Ponorogo, SEJAHTERA.CO – Pedagang Kaki Lima (PKL) di kawasan Jalan Suromenggolo (jalan baru), Kabupaten Ponorogo mulai 12 Februari 2025 dilarang meninggalkan gerobak atau rombong dagangannya sembarangan.
Hal ini setelah Dinas Perdagangan, Koperasi dan UMKM (Disperdagkum) Kabupaten Ponorogo mengeluarkan surat edaran terkait penertiban lapak yang ditinggalkan pedagang.
Kepala Disperdagkum Kabupaten Ponorogo, Ringga Dwi Heri Irawan mengungkapkan jika penertiban tersebut dilakukan sebagai bentuk upaya penataan kawasan umum di Bumi Reyog. Dimana rombong pedagang dilarang ditinggal di lokasi tempat mereka berjualan.

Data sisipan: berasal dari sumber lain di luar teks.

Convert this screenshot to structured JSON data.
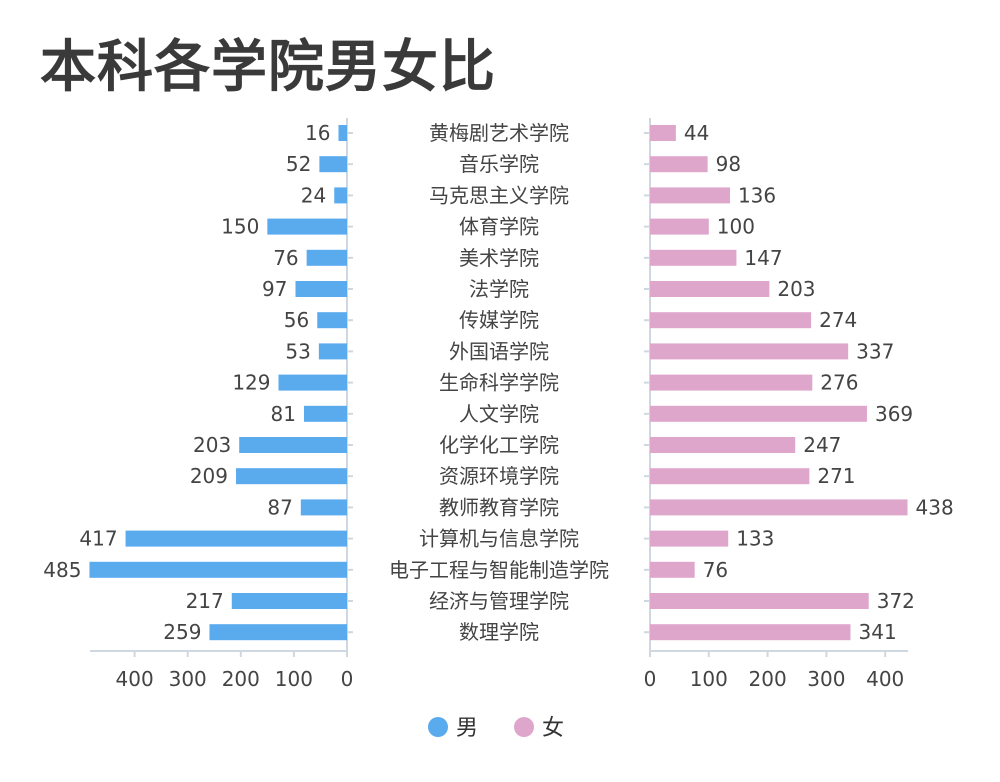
{
  "title": "本科各学院男女比",
  "chart_data": {
    "type": "bar",
    "orientation": "horizontal",
    "layout": "butterfly",
    "title": "本科各学院男女比",
    "categories": [
      "黄梅剧艺术学院",
      "音乐学院",
      "马克思主义学院",
      "体育学院",
      "美术学院",
      "法学院",
      "传媒学院",
      "外国语学院",
      "生命科学学院",
      "人文学院",
      "化学化工学院",
      "资源环境学院",
      "教师教育学院",
      "计算机与信息学院",
      "电子工程与智能制造学院",
      "经济与管理学院",
      "数理学院"
    ],
    "series": [
      {
        "name": "男",
        "side": "left",
        "color": "#5aaaee",
        "values": [
          16,
          52,
          24,
          150,
          76,
          97,
          56,
          53,
          129,
          81,
          203,
          209,
          87,
          417,
          485,
          217,
          259
        ]
      },
      {
        "name": "女",
        "side": "right",
        "color": "#dfa6cc",
        "values": [
          44,
          98,
          136,
          100,
          147,
          203,
          274,
          337,
          276,
          369,
          247,
          271,
          438,
          133,
          76,
          372,
          341
        ]
      }
    ],
    "left_axis": {
      "ticks": [
        400,
        300,
        200,
        100,
        0
      ],
      "tick_labels": [
        "400",
        "300",
        "200",
        "100",
        "0"
      ],
      "range": [
        0,
        485
      ]
    },
    "right_axis": {
      "ticks": [
        0,
        100,
        200,
        300,
        400
      ],
      "tick_labels": [
        "0",
        "100",
        "200",
        "300",
        "400"
      ],
      "range": [
        0,
        438
      ]
    },
    "grid": false,
    "legend": {
      "position": "bottom-center",
      "items": [
        "男",
        "女"
      ]
    }
  }
}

Baca Juga :Gelapkan Tiga Ekor Sapi, Warga Kediri Diringkus Polisi
“Ya memang kita imbau per tanggal hari ini pedagang kita himbau untuk dibongkar setelah berjualan baik itu gerobak, rombong, maupun bangunan semi permanen lainnya,” ungkap Ringga kepada koranmemo.com.
Ringga tak menampik jika banyak pedagang yang masih meninggalkan gerobak, tenda maupun alat peraga lainnya di lokasi berjualan. Pun, sebenarnya aturan tersebut sudah diterapkan di kawasan alun-alun.